Dr. Weixing Chen


12-340 Donadeo Innovation Centre for Engineering
9211 - 116 Street
Edmonton, AB T6G 1H9
Phone: 780.492.7706
Fax: 780.492.2881

Research Areas:

stress corrosion cracking and hydrogen induced cracking of pipeline steels, high temperature oxidation, sulfidation and carbonaceous corrosion of materials and coatings, synthesis and application of carbon nanotubes and graphene materials

Research Interests

  • Synthesis and application of carbon nanotubes and graphene materials: Vertically aligned millimeter-scale carbon nanotube arrays (CNTA) have been successfully synthesized in our group by catalytic chemical vapor deposition. A unique technique has also been developed to unzip CNTAs into carbon nano-ribbons and graphene sheets. These carbon materials with high surface areas are used for making energy storage and conversion devices and for capturing CO2.
  • Stress corrosion cracking, corrosion fatigue and mechanical behaviour of pipeline steels: Stress corrosion cracking (SCC) in steel pipelines is an industry problem worldwide.
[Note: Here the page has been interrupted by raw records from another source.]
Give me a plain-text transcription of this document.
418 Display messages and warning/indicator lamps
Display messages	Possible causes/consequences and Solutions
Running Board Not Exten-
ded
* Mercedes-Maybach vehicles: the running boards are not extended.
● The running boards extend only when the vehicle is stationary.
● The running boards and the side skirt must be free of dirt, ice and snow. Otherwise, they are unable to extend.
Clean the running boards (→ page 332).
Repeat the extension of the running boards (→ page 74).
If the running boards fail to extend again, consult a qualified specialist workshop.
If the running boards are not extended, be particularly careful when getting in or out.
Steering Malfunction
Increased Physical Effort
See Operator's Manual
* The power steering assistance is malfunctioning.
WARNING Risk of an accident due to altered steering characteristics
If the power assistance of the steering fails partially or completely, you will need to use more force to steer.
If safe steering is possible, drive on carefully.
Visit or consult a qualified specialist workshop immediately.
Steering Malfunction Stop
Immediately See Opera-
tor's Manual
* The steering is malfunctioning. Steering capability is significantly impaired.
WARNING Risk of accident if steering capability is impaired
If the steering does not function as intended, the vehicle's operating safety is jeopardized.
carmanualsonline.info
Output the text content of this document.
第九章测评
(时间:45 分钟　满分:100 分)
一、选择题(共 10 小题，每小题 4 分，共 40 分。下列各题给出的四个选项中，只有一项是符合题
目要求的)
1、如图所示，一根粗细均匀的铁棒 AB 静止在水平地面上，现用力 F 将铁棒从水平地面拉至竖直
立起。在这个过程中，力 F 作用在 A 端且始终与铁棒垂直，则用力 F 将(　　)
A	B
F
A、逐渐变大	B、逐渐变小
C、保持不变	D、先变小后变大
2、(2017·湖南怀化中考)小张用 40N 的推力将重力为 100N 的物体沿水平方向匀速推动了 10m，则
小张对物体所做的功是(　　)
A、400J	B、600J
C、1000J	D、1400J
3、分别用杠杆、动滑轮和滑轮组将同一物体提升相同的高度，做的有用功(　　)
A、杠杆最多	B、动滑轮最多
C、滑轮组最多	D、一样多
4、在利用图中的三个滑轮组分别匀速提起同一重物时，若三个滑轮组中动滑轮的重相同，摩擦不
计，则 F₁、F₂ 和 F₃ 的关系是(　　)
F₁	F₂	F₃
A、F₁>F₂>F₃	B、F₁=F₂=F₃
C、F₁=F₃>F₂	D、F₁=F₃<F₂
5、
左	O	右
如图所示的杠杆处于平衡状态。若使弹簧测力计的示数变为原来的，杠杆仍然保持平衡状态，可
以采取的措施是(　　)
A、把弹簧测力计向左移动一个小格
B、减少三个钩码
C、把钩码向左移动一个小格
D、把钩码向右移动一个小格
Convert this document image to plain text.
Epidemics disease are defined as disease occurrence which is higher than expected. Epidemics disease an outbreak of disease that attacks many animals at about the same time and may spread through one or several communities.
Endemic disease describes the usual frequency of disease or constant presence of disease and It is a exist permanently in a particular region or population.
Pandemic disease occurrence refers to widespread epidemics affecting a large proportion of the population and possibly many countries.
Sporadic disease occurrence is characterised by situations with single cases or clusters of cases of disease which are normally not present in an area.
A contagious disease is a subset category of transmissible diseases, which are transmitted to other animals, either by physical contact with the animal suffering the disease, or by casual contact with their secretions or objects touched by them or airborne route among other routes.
Management of corrosion and SCC is the single largest component of the pipeline integrity program budget. The objectives of my research on SCC are two folds: 1) understanding of mechanisms responsible for crack initiation and propagation, and 2) developing data base and methodologies for risk and integrity management of pipelines with corrosion and cracking problems.
  • High temperature corrosion, coatings and new materials resistant to high temperature degradation: Our group is actively studying the mechanisms of high temperature corrosion and developing coatings and new materials resistant to high temperature corrosion including oxidation, sulfidation and carbonaceous corrosion such as carburization, metal dusting and coke formation.
  • Porous ceramics and metal/polymer ceramic composites: Through reaction sintering, porous carbides and oxides with large pore density and varied pore sizes have been successfully developed. Application of the porous carbide and oxide ceramics has been explored including developing thermal insulating materials and metal/polymer ceramic composites for the use in corrosive and/or erosive environments.